Lady Bird is another in a long line of strong stories
Every year, Hollywood releases a good coming-of-age story. It’s a popular genre, one that has been rewritten over and over again, in a variety of ways. Last year, we saw The Edge of Seventeen. In 2015, there was Me, Earl, & the Dying Girl. Before that, Boyhood.
These films may feature different struggles—drinking, sex, disease, etc. But primarily, they are about young adults discovering who they are and how they fit into the world that will soon belong to them.
They’re about relationships, the importance of family, coming to terms with the humanity of parents, the inevitability of growing up, and the sadness found in those last moments of childhood.
The popularity is easy to understand. As adults, we’ve all been there. We’ve all worried about the same things, at least here in the United States. These stories remind us who we were and how we changed. A bildungsroman is nothing if not self-reflective. Who doesn’t enjoy thinking about themselves?
This year’s story is Lady Bird, a film about a young woman looking to escape the world she knows and find something better in a world she doesn’t. Lady Bird McPhereson (Saoirse Ronin) has a flair for the dramatic. She’s the type of girl who will leap from a moving car to escape the passive aggressive attacks of her well-meaning mother.
Marion McPherson (Laurie Metcalf) regularly fights with her daughter over small things. But sometimes with teenagers, those small things are a reflection of a larger disapproval, one of embarrassment and entitlement. Lady Bird has the markings of every teenage girl—a life apart from her parents, filled with friends and experiences that they have no knowledge of.
The film spends a year with Lady Bird, her final year of high school at a Catholic school in Sacramento, California, watching her lash out at her home town. She develops new friendships and new relationships by pretending to be someone else, at the expense of her other friends.
We see a constant reinvention, attempting to be anyone other than herself, or at least her current version of herself. In other words, the film is like every other coming-of-age story you’ve ever seen.

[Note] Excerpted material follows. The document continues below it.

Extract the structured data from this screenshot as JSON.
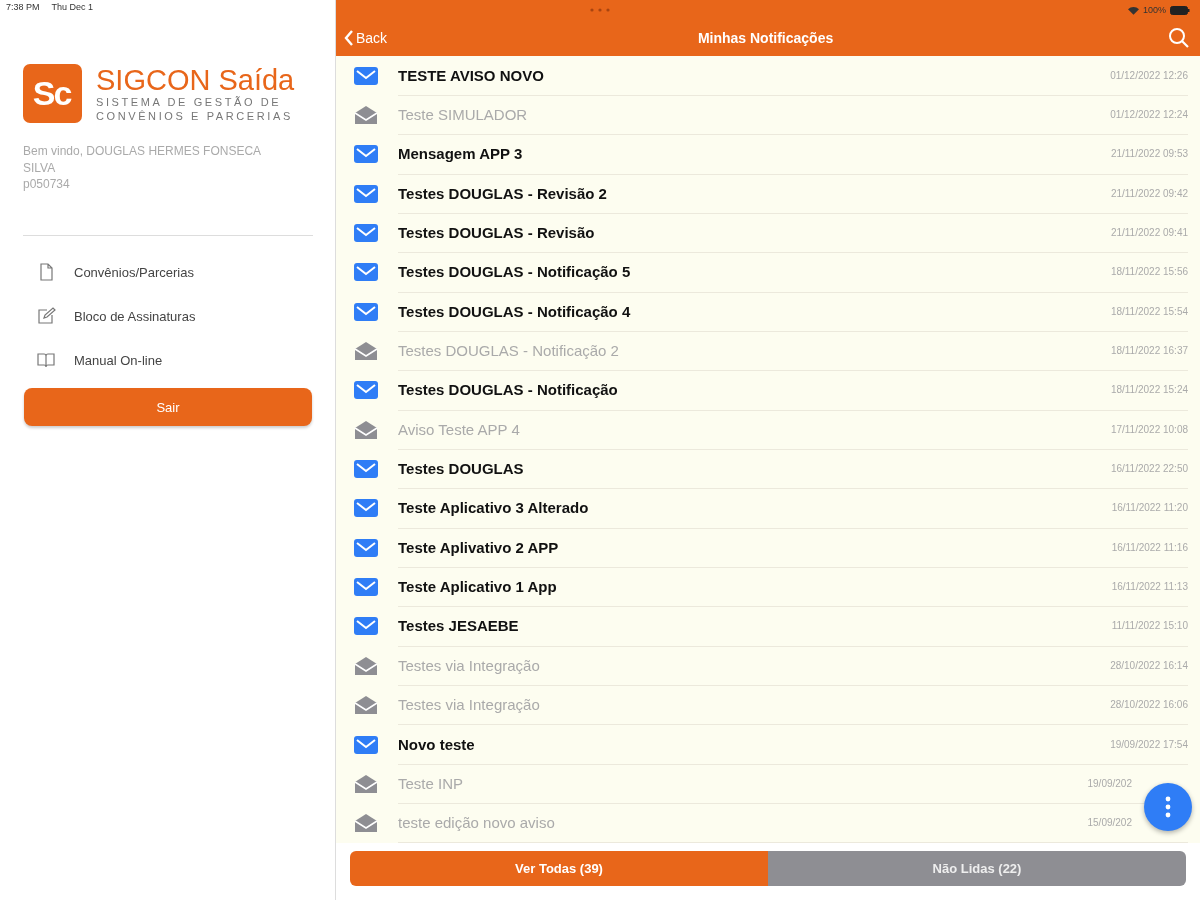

Still, there is a freshness to the story that comes from the relationship between Lady Bird and her mother. In one especially powerful scene, Lady Bird is choosing a dress for prom (at a thrift store), and comes across one that she loves. Her mother asks if it’s too pink.
This seemingly innocuous comment is received as a judgment on taste, leading Lady Bird to ask her mother if she likes her. Marion responds: “Of course I love you…” But that wasn’t the question. What the film captures well is how mothers and daughters excel at talking around their issues without every discussing them directly. Anyone with a wife and daughter has seen this happen first hand (and likely knows better than to get involved).
Writer/director Greta Gerwig shows her talent in scenes like this one, allowing the characters to respond to each other in relatable and real ways, with dialogue that doesn’t sound overwrought.
The characters feel real, the situations more than plausible, and the overall effect is that the film is pleasant and watchable.
Of course, this couldn’t happen without strong performances. Both Ronin and Metcalf deliver in the film, which is to be expected from such competent artists. But also of note are Tracey Letts as Lady Bird’s father Larry and Beanie Feldstein as Lady Bird’s best friend Julie.
Letts knows how to play his part as a struggling provider both intimidated by the women in his life while defending them in understated ways.
Feldstein, however, is simply wonderful onscreen, a glowing presence of light and levity, a counterbalance to Lady Bird’s endless self-involvement. Without a cast this good, the film would struggle to find its feet.
Still, Lady Bird doesn’t break new ground. It doesn’t really have to. Every coming-of-age story is the same, just with different variations on a theme.
They are a vehicle for great acting, wonderful direction, and affecting storytelling. They are the opposite of the big Hollywood picture, which is refreshing to say the least.
Films like Lady Bird are pallet cleansers between the Disney special effects bonanzas. We all need one of those.